Julian D. Olden, Michael K. Joy, Russell G. Death

Ecological Modelling, accepted 15 March 2004

https://doi.org/10.1016/j.ecolmodel.2004.03.013

Abstract

Artificial neural networks (ANNs) are receiving greater attention in the ecological sciences as a powerful statistical modeling technique; however, they have also been labeled a “black box” because they are believed to provide little explanatory insight into the contributions of the independent variables in the prediction process. A recent paper published in Ecological Modelling [Review and comparison of methods to study the contribution of variables in artificial neural network models, Ecol. Model. 160 (2003) 249–264] addressed this concern by providing a comprehensive comparison of eight different methodologies for estimating variable importance in neural networks that are commonly used in ecology. Unfortunately, comparisons of the different methodologies were based on an empirical dataset, which precludes the ability to establish generalizations regarding the true accuracy and precision of the different approaches because the true importance of the variables is unknown.
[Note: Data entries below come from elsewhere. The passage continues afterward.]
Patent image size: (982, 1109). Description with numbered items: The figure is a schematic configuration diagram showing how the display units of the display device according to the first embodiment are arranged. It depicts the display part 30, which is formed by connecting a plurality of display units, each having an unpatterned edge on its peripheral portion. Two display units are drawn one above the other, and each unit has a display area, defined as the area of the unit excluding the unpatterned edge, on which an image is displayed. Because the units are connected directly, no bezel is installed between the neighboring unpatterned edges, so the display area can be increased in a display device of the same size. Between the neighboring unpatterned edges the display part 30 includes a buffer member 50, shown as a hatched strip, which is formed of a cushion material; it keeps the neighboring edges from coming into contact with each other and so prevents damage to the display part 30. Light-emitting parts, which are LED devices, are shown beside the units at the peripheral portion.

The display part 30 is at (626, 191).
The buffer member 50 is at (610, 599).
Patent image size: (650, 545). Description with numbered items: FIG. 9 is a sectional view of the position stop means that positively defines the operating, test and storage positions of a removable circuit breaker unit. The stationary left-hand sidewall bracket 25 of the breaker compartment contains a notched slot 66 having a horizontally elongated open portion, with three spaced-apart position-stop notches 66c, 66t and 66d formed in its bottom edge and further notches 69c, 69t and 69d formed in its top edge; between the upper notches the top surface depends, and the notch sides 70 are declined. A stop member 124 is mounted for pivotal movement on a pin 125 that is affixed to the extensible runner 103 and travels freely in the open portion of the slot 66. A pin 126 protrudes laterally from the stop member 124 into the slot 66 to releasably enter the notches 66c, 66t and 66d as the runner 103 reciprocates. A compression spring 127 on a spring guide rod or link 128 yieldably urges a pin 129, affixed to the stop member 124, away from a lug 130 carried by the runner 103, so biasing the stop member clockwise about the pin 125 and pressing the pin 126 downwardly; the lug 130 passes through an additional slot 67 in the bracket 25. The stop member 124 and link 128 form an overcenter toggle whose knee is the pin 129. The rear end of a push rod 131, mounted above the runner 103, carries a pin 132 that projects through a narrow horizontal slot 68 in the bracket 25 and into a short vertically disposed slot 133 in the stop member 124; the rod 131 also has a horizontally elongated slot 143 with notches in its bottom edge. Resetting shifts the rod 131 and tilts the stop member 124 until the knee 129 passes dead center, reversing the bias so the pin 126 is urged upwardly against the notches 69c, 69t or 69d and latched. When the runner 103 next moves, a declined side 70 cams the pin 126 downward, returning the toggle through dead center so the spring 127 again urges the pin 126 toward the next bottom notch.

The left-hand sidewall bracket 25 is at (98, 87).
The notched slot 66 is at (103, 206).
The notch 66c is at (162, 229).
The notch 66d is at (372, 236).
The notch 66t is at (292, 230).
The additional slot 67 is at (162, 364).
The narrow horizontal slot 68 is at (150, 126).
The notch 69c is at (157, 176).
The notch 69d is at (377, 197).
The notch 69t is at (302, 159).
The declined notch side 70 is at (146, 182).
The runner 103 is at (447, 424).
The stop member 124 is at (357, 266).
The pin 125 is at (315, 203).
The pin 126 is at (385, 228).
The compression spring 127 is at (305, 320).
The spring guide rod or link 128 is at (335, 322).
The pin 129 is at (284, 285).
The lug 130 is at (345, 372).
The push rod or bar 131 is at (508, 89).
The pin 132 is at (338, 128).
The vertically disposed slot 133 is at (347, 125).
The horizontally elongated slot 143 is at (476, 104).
Here, we provide a more appropriate comparison of the different methodologies by using Monte Carlo simulations with data exhibiting defined (and consequently known) numeric relationships. Our results show that a Connection Weight Approach that uses raw input-hidden and hidden-output connection weights in the neural network provides the best methodology for accurately quantifying variable importance and should be favored over the other approaches commonly used in the ecological literature. Average similarity between true and estimated ranked variable importance using this approach was 0.92, whereas, similarity coefficients ranged between 0.28 and 0.74 for the other approaches. Furthermore, the Connection Weight Approach was the only method that consistently identified the correct ranked importance of all predictor variables, whereas, the other methods either only identified the first few important variables in the network or no variables at all. The most notably result was that Garson’s Algorithm was the poorest performing approach, yet is the most commonly used in the ecological literature. In conclusion, this study provides a robust comparison of different methodologies for assessing variable importance in neural networks that can be generalized to other data and from which valid recommendations can be made for future studies.